Dancing the Sacred Tune

God moves.  He is rushing wind, raging water, consuming fire.  God is gentle breath, sacred whisper, setting sun.  God is eternal activity, peace in motion, and fluid glory penetrating exterior and interior walls.

God is beat, rhythm, and song.  He motivates the tune, conducts the band, and sets the pace.  His theme swirls creation, makes the disconnected parts one.  Those who have voice are called to sing!  Those who have being are called to move with the melody.

We are hardwired with the dance.  I remember when my youngest son Samuel was one year old.  The dance was already in him.  On lonely days, long days, mournful days, I would come home tired, stiff-souled.

But then I’d see my Sam, God’s little messenger.  Music often seemed in order.  I’d turn on a sweet song and raise the volume to get Sam’s attention.  I’d prop him up on his still somewhat reluctant feet and lean him against the couch.  Without command, instruction, or prodding, as the music began, Samuel moved.  His toddler body rhythmically swayed and wiggled to the beat.  There has always been a dance within my Sam, something deposited at the foundations of the world before concrete covered Eden’s most familiar paths.

When Samuel embraces the beat I often call my wife from the kitchen.  “Jennifer, come look.”  As she turns the corner she catches a sacred site.  Her little boy, the last to suckle, swaying to a tune he cannot name.  I catch my wife’s subtle joy.  Her contentment says it all.  “What we are doing is good and right.  All this labor, concern, and care; it frees the dance, makes it possible.”

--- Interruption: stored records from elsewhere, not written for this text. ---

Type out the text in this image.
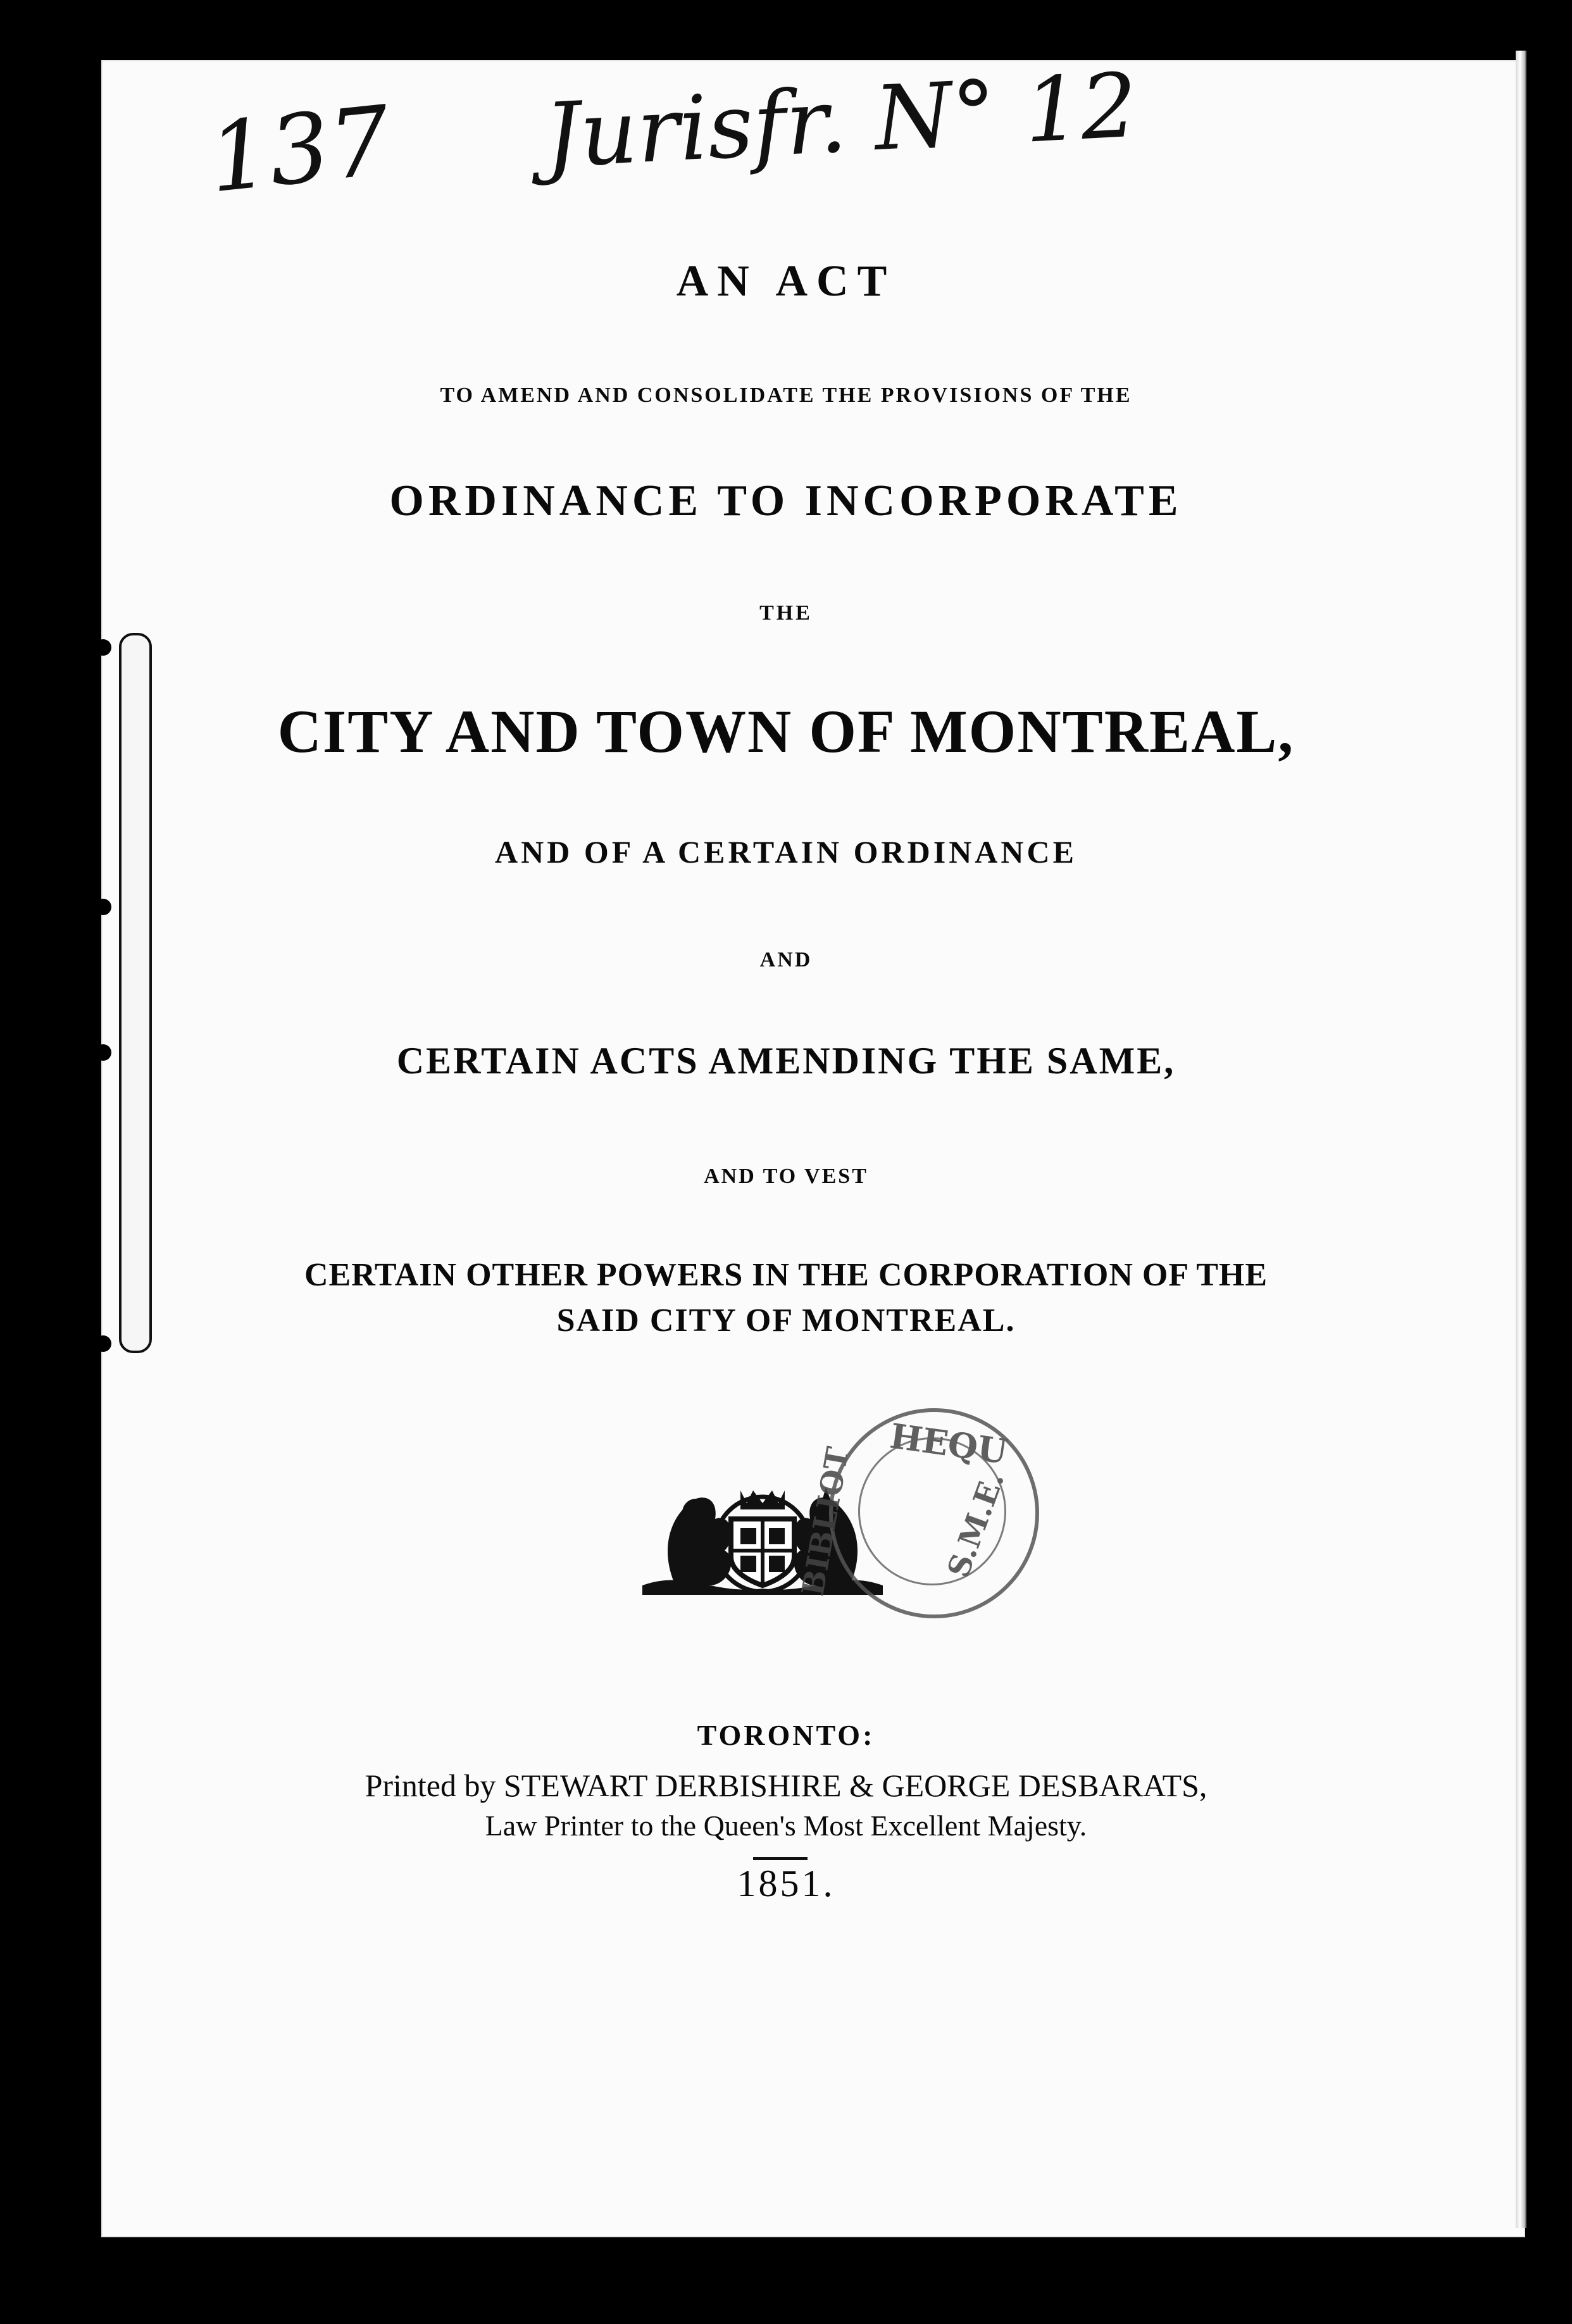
137 Jurisfr. N° 12
AN ACT
TO AMEND AND CONSOLIDATE THE PROVISIONS OF THE
ORDINANCE TO INCORPORATE
THE
CITY AND TOWN OF MONTREAL,
AND OF A CERTAIN ORDINANCE
AND
CERTAIN ACTS AMENDING THE SAME,
AND TO VEST
CERTAIN OTHER POWERS IN THE CORPORATION OF THE
SAID CITY OF MONTREAL.
HEQU
BIBLIOT	S.M.E.
TORONTO:
Printed by STEWART DERBISHIRE & GEORGE DESBARATS,
Law Printer to the Queen's Most Excellent Majesty.
1851.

Theologians have a habit of stagnation.  We gaze at the rushing river and try to capture its majesty.  Unable to slow the waters, we try to divert the stream into a manageable reservoir.  In our attempt to encapsulate the message, we kill the flow.  Our theology turns rushing waters into drainage ponds.

God moves through creation, through us.  Yet so many of us are standing still.  We are caught in diverted waters, mud puddles, and mirky swamps of endless redundancy.  The muck and mire covers our soul while the reeds slowly overtake what was once fresh water.

When I see my little boy dance, I am convinced that God has a song worthy of such pure movement.  Unfortunately, many of us experience lives of twisted motion.  We have stumbling legs, flailing arms, and an awkward tempo.  We cling to fleeting songs and misguided tunes.  Some of us don’t dance at all.  We sit on the sidelines idle and afraid, waiting for the song to end.

God is more than sermon, more than message, more than doctrine.  He is life in motion.  From beginning to end His glory moves the earth and stirs humanity.  The question remains, are we willing to follow God’s tune?  Some of us have forgotten the music; we have stood still so long the dance seems a myth or dream.  We have become living statues, immovable monuments to futility.

Yet I hear a song that flows from the heart of God.  It is a worthy tune!  It calls to the deeper core, bypasses my intellectual striving, and demands a response.  When I yield to this music, my awkward self subsides, and the flowing peace of God remains.  God moves and I am moved.  For I have been created to dance.